Grains and Oilseeds: September corn closed at $5.47 ¼ per bushel, down 25c tied to larger than expected USDA estimates on acreage. Stay out for now. Corn lost 4.4% on Friday. September wheat closed at $6.56 ¾ per bushel as growers planned to plant more crop than analysts originally expected. Stay out of wheat as well. November soybeans closed at $12.50 ¾ per bushel, down 24 1/2c tied to growers sowing record acreage according to the USDA. We had preferred soybeans over corn and wheat since the increased corn acreage would have been taken from soybeans but now would stand aside awaiting fresh fundamentals. A few soybean calls might be considered however.

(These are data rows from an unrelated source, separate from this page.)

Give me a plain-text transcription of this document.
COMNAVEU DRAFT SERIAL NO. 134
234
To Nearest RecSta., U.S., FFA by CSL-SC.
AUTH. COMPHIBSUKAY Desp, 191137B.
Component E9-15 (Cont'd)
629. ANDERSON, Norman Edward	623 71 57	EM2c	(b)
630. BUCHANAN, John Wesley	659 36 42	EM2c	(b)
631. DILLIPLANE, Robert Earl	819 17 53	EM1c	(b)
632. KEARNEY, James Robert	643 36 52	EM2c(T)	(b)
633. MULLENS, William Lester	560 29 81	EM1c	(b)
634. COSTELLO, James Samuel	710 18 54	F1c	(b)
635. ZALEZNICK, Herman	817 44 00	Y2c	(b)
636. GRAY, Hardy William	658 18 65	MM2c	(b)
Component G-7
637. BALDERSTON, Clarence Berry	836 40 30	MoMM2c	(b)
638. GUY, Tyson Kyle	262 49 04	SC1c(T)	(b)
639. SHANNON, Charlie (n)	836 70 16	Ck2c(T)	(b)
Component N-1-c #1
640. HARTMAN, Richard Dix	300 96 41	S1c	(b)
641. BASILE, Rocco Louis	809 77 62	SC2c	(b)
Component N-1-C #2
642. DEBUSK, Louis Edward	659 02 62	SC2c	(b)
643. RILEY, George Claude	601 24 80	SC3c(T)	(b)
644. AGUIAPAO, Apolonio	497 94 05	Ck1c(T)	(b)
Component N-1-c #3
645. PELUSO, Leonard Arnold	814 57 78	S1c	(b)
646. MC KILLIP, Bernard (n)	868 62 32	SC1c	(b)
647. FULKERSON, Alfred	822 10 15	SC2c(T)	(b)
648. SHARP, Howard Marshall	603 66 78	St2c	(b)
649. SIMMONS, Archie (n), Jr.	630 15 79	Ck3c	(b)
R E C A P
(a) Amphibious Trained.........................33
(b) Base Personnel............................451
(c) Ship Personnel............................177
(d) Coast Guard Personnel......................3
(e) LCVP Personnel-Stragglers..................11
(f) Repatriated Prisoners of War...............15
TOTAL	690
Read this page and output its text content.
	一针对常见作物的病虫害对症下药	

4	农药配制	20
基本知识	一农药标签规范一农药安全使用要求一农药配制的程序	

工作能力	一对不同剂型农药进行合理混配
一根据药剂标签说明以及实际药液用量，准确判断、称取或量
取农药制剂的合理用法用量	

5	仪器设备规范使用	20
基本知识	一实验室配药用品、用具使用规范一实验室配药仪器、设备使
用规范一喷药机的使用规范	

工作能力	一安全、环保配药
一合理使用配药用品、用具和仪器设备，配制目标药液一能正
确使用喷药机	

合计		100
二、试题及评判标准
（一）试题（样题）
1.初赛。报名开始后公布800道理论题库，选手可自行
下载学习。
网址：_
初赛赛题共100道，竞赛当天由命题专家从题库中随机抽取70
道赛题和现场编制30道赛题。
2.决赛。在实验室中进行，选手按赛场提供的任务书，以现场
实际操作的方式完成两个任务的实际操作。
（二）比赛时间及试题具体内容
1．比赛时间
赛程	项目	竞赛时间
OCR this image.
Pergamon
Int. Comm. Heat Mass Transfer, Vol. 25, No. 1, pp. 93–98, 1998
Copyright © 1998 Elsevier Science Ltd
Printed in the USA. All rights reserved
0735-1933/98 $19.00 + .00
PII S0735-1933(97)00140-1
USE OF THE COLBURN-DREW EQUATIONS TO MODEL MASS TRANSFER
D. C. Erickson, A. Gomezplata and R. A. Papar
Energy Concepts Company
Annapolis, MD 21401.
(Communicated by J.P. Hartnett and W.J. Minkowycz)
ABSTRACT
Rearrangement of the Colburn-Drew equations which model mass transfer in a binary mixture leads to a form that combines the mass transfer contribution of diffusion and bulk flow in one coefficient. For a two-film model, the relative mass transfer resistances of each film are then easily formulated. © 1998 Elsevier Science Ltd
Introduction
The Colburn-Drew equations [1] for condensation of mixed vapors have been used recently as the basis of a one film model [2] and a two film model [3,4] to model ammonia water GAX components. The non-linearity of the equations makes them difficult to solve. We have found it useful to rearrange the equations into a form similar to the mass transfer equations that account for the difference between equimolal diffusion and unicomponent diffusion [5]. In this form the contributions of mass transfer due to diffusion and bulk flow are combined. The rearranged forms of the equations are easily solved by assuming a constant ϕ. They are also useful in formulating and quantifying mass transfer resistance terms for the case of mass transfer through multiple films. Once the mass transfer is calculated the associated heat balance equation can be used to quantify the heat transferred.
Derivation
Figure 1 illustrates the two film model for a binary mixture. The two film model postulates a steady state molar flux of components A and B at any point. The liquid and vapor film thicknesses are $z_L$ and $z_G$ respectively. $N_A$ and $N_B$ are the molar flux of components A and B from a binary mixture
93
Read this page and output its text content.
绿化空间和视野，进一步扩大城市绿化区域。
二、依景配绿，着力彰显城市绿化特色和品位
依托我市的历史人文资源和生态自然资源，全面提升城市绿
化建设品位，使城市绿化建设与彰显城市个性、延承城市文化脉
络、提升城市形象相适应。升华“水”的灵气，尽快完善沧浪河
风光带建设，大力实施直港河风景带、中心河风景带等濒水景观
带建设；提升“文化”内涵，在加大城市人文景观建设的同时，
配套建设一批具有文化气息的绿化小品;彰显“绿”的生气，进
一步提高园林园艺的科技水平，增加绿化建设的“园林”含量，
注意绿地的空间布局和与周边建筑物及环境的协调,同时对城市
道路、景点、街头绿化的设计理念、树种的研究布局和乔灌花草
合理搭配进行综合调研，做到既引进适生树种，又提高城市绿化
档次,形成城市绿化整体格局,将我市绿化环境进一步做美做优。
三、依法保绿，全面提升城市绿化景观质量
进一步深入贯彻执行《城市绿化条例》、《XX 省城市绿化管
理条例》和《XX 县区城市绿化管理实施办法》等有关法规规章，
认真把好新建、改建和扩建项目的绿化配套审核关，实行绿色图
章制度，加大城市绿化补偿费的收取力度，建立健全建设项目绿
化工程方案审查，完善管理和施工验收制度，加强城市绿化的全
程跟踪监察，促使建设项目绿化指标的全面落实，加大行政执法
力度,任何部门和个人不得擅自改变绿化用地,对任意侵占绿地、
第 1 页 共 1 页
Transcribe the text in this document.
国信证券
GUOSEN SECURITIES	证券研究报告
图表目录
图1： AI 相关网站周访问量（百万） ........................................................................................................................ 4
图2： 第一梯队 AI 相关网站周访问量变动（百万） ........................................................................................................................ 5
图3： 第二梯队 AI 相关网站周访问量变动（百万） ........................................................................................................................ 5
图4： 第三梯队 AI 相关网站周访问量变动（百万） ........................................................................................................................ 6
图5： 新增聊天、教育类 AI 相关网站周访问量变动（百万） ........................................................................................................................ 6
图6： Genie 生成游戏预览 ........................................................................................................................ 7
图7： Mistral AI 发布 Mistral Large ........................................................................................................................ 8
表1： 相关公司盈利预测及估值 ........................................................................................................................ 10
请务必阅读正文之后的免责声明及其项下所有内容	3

August cattle closed at $1.22225 per pound, down 70 points tied to profit-taking and lower corn prices would allow farmers to feed cattle a bit longer before marketings. We prefer the sidelines in cattle. August hogs closed at 97.7c per pound, down 1.7c also tied to reduced costs for corn feed. We prefer the sidelines here as well.
Coffee, Cocoa and Sugar:
September coffee closed at $1.2050, down 1.4c or 1.1% tied to better than expected weather in Brazil and an expected record crop. Stay out for now. We look for additional pressure and professional trades could consider short positions. September cocoa closed at $2,162 per tonne up $14 on a lack of fresh fundamentals from West African growers and global economic conditions. We prefer the sidelines in cocoa. October sugar closed at 16.9c per pound, down 11 ticks and remains on our "no interest" list.
October cotton closed at 85.23c per pound, down 90 points tied to reduced demand from users such as China even as this year’s acreage is 13% less than last year. We prefer the sidelines for now. We had expected reports of weather problems in the U.S. delta but did not materialize.